My skids have spent the night with my parents a few times (they live an hour or so away), and I know BM's mother, who lives about 10 minutes away, will keep them for BM occasionally (like once every few months).  DH's parents live many hours away, so no overnights there.  We have the kids 50/50, so we get a break since they're gone half the time anyway.  

lieutenant_dad's picture

I spent A LOT of time with my grandparents growing up, including many an overnight.

The boys stayed with GBM fairly frequently, and lived with my MIL for a bit. DH would do his visits at FIL's house even when he didn't live there because DH never had enough money to rent more than a room (yay paying for BM's rent and utilities because the courts gave her unemployed arse the kids! *cringe*).

Chmmy's picture

The skids stay with my mother in law whenever we ask. She loves having them but it's tiring for her. She has a heart condition.

BMs parents have never even babysat for the skids.

My parents? Ha, i would never do that to them.i wouldnt even ask. Why? So ss12 can piss on the guest bed. It would have to be one hell of an emergency for me to ask my parents to watch the step grandkids, especially overnight.

ESMOD's picture

My SD's actually lived with their grandparents a few times.. when my DH and his EX first split.  She was unstable housing wise.. and my DH worked offshore.. so they lived with my husband's parents.  Again when they both were in HS they moved down to live with their grandparents.  Mom couldn't handle them.. and again DH worked away from home.. plus BM wouldn't stand for "me" raising her girls.. plus the GP's school district was better than mine anyway.

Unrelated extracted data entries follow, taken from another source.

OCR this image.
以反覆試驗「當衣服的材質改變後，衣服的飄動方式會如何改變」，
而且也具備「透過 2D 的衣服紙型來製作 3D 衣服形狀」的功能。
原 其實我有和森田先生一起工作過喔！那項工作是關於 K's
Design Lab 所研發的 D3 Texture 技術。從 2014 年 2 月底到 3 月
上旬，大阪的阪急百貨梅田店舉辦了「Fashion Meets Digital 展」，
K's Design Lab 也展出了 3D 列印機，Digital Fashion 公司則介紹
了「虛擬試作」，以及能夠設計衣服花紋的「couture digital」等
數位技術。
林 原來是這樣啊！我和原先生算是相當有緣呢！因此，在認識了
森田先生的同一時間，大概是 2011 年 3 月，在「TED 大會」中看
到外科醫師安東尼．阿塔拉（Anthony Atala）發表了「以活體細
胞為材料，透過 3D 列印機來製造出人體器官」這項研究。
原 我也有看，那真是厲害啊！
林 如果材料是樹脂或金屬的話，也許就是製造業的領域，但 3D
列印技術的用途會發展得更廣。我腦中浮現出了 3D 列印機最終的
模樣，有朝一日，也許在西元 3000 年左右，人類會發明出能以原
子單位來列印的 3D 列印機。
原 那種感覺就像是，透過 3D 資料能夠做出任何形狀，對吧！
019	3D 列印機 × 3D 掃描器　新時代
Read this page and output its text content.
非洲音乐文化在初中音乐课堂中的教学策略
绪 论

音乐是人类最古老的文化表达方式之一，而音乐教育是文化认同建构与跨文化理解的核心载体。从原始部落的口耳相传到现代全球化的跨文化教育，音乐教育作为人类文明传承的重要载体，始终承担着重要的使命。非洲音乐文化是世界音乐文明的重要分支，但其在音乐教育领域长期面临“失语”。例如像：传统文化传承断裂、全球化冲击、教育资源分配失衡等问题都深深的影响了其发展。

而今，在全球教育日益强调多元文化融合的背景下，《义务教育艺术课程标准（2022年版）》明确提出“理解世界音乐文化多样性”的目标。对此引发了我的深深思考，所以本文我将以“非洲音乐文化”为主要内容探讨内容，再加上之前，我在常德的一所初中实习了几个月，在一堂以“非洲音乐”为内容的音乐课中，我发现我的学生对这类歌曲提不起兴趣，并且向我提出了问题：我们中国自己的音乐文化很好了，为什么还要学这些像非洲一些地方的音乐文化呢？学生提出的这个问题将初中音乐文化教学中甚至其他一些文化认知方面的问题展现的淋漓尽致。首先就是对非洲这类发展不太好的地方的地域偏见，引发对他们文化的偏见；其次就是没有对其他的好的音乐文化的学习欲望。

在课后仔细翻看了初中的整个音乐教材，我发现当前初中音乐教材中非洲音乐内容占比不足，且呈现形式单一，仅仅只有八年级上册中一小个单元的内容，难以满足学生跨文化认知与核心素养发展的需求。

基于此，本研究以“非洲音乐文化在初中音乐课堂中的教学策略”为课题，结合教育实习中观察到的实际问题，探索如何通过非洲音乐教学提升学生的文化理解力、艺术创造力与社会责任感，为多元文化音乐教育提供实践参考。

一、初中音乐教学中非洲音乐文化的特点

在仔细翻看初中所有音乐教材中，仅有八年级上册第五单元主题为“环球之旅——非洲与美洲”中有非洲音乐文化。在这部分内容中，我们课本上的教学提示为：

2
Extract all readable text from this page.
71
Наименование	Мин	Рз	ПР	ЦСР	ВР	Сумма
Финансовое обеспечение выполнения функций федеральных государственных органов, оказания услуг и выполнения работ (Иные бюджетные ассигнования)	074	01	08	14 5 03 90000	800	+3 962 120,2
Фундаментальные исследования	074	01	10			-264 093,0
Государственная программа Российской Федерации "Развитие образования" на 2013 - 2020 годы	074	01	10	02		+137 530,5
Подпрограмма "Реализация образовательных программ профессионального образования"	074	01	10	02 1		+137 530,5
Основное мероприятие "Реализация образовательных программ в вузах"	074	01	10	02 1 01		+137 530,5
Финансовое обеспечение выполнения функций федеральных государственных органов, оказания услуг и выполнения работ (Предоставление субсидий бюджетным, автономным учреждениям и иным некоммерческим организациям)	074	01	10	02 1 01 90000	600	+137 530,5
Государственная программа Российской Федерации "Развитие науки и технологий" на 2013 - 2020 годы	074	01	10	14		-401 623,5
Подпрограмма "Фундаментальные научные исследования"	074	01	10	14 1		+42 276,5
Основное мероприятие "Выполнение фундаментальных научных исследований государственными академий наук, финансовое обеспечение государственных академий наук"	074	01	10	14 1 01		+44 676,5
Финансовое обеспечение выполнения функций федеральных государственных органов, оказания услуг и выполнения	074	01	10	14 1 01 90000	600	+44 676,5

My YSD still visits and stays with them and she's 21.  They have a close relationship.

I think it's healthy to allow it.. but not at the exclusion or expense of parental relationships.. and not if the GP's are unable or unwilling to care for the kids properly (including oversight).

NotThatTypical's picture

Our's will stay with my mom from time to time since she lives only a few minutes walk away. She'll keep them for an hour here and there and over the summer when we have them for the extended 6 weeks she'll take them for a night or two so my significant other and I can get a date night.

Jcksjj's picture

So my inlaws take SD probably once a month. Great, shes out of the house then. They refuse to watch ODS for even an hour. My mom takes ODS about once a month also and she took SD overnight once and it was a disaster. My mom has a background in working with kids so she still will take SD, but really doesnt want to and we dont have her since inlaws wont do the same and it kind of rubs the favoritism deeper for ODS if my mom is doing those things for SD too when her gma wont. So right now it works out fairly well just having each older kid go to their respective grandparents.

Anyway, I'm kind of curious if MIL is ever going to ask to take the 2 "ours" babies overnight. I'm thinking she wont ever and it will continue to always just be SD.

Felicity0224's picture

Our DD regularly spends the night at my parents and at my ILs. They ask to take her so often that I actually have to tell them no sometimes so we can spend time with her. We’re all really lucky that she’s so close with her grandparents. I was that way with mine, especially my paternal grandparents.

My SDs don’t have much of a relationship with my ILs. They were included in BM’s alienation campaign and the girls would always throw a fit about spending any time over there because “granny is mean” (meaning that my MIL doesn’t let children run wild, or stuff them full of sweets and do whatever they want like BM’s mother does). It genuinely makes my ILs sad, which is part of why they’re so clingy with DD I (she’s their only other grandchild) I think.